Ah, the "put it on credit" approach to fiscal solvency. We can't keep spending like drunken sailors on a one-night shore leave and expect to have a healthy economy. But what do I know, I'm one of the few people I know without any personal debt.
The debt increase, the fourth since Mr Bush came to power, comes as the budget deficit reaches near record levels.
An additional increase in the debt limit next year is likely, the Associated Press news agency said.

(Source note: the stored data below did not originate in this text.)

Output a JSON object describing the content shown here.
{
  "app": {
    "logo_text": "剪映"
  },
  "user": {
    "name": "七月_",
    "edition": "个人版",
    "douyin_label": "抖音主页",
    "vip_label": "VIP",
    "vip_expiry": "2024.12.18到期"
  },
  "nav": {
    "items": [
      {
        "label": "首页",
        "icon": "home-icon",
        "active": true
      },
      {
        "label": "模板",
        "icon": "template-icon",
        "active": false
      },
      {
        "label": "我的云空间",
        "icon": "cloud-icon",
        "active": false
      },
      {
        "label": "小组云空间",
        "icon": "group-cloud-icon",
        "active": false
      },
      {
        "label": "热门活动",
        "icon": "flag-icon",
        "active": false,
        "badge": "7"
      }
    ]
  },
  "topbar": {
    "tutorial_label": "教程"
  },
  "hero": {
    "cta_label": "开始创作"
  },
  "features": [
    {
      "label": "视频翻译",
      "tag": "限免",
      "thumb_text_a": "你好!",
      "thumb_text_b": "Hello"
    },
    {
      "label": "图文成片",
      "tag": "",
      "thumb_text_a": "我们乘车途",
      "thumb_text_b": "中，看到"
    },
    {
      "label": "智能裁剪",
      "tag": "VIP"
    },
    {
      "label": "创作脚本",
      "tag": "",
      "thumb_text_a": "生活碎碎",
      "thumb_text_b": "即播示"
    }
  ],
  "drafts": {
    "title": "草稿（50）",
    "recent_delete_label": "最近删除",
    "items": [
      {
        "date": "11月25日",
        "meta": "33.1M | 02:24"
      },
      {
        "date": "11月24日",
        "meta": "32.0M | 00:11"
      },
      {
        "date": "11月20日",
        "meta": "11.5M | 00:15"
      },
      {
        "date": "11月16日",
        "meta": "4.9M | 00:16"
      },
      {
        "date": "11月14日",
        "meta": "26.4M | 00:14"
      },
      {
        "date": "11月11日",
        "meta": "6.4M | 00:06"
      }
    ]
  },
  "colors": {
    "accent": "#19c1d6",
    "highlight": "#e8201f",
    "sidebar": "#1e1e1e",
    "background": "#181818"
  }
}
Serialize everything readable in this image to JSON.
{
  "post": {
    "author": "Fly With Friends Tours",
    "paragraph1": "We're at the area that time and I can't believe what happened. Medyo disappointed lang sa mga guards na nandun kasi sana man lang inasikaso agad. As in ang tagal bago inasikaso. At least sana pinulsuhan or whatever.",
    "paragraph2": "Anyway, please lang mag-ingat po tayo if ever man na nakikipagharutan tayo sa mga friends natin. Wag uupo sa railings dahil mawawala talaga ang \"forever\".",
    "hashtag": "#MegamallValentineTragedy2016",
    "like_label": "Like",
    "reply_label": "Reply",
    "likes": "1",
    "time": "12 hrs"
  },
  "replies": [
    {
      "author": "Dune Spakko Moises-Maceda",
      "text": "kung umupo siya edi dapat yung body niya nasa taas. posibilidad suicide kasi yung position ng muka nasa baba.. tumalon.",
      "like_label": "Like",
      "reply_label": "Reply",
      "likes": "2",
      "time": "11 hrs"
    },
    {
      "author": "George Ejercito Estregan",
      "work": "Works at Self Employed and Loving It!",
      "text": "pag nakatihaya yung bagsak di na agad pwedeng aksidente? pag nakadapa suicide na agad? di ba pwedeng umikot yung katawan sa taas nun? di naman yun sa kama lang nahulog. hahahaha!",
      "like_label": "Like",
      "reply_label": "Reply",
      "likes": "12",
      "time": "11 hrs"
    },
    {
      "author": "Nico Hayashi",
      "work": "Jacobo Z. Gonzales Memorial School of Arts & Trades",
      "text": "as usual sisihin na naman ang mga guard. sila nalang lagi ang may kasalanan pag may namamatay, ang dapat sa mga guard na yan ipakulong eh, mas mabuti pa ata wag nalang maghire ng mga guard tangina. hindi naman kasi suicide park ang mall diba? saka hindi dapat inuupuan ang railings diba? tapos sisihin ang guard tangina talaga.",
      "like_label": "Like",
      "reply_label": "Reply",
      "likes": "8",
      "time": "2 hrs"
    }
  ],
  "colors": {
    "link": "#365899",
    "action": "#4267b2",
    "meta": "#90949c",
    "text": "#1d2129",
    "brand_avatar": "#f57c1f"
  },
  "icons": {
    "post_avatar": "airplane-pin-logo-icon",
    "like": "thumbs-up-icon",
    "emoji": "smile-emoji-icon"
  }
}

Ah, the glory days of a burgeoning debt load are upon us. Both of the major political parties are responsible for this ongoing fiasco, though I'm more inclined to wag my finger at the Republican Party. I voted for candidates who promised to be fiscal conservatives, and instead I get spend-happy Republicans in name only. Thanks, guys, I really appreciate your attempts to screw me and the rest of the country over. It's time to stop building useless bridges and to start limiting spending and pork.
The new chairman of the Federal Reserve System is worried, too:
Mr Bernanke warned persistent deficits need to be curbed, particularly as an ageing population will raise pressure on government spending.
Widening the deficit would put future living standards at risk, he added."As a result, I think it would be very desirable to take concrete steps to lower the prospective path of the deficit," he said.
Keep repeating that message, Mr. Bernanke, as loud and as often as possible.
It's not all gloom and doom, however. Tom Abate, writing the in the San Francisco Gate, believes that our current financial position isn't the problem, it's where we'll stand around 2010. From his article:
Nonpartisan budget watchers say the current debt load isn't the problem. They worry about what happens after 2010, when retiring Baby Boomers begin placing demands on Social Security and Medicare.
"It's not where we are. It's the trajectory we're on,'' said Douglas Holtz-Eakin, who just stepped down as head of the Congressional Budget Office, the nonpartisan research arm of Congress.
As his last official act, Holtz-Eakin sent Congress six scenarios that look at federal spending and debt through 2050. All six assume that Social Security benefits will be paid as required by current law. The differences lie in how much inflation occurs in Medicare and Medicaid; higher or lower levels of taxation; and whether, or how deeply, Congress curbs spending on defense and other programs.
So, should we get to work on the problem while there's still time?